The grand opening and ribbon-cutting ceremony of the new house included performances by VINCINT, Parson James and the San Francisco Gay Men’s Chorus, along with speeches from Encircle board members, donors and members of John Williams’ family, including his nephew Nate Williams.
“I wish that John could witness the great things that Encircle is doing now. He would be so happy about the progress made by the LGBT community,” Nate Williams said.
Lt. Gov. Spencer J. Cox also attended and spoke about the importance of acceptance and why Encircle homes are necessary.
“Helping people to understand, helping members of the LGBTQ community to know that they are loved, to know that we want them here, that we need them and we care about them and they are full human beings — that is our message,” Cox said. “We need more love. We need more allies. And we need more houses like this.”
Encircle Board Co-chair Will Spendlove shared part of his own story at the event, recalling his journey of attending BYU, serving a full-time mission and coming out at 33 years old. Spendlove said he was extremely scared and overwhelmed but was fortunate because he had people who loved and cared about him, the same support he said Encircle aims to provide.
“We’ve seen so many people’s lives saved and enriched by Encircle. I’m truly grateful to be part of this,” Spendlove said.
Encircle volunteer Zach Grigg said after moving to Salt Lake City in July 2018, he hadn’t been able to volunteer as much as he had in the Provo location.
“Now I’ll be able to volunteer all the time because I’m like five minutes from the house. This new location is so much bigger than the original.
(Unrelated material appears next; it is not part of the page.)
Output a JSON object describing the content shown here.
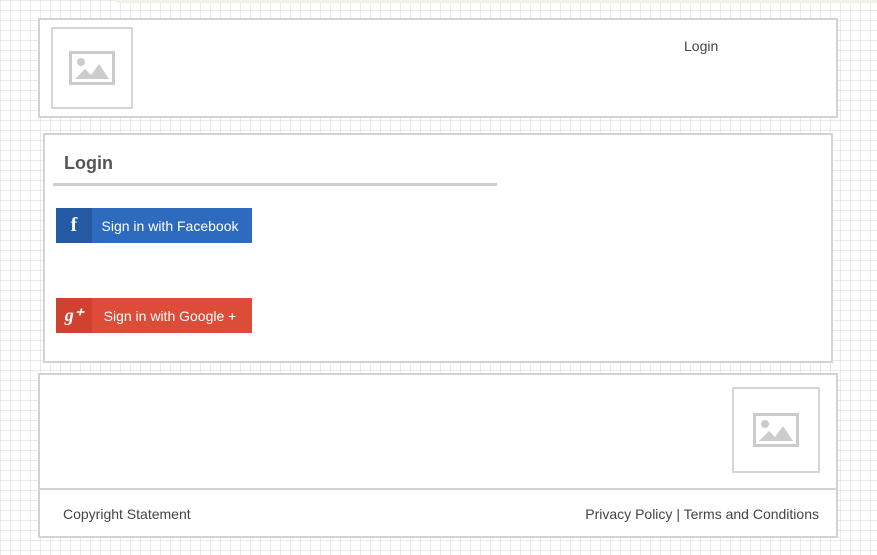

This is huge and means we can serve even more youth in this area,” Grigg said. “It’s amazing to see how the community shows up for our LGBTQ+ youth.”
Grigg said although he loves many LGBT focused organizations, Encircle is his favorite.
“As a gay man who is also LDS it was the one organization I felt I could bring my whole self to — my sexuality and spirituality,” Grigg said.
Encircle CEO and founder Stephenie Larsen, described by one of her colleagues as the Mother Teresa of Utah’s LGBT community, was the last to speak before the ribbon-cutting.
“I hope that this home will always reflect what John Williams cared about: family, community, creativity and the arts,” Larsen said. “John always looked for the beauty in everything, and I hope Encircle will always look for the beauty in people, in situations and that like John, we will celebrate small milestones together as we learn and we grow.”
The main focus brought up by each speaker and performer was the importance of the new Encircle house for LGBT youth.
“They need to know that they are perfect as they are,” Larsen said.
Grigg said he loves their focus on the youth because they are who needs help the most.
“I would have loved to have Encircle when I was a youth and I feel blessed and privileged to be able to help to give it to LGBTQ+ kids today,” Grigg said.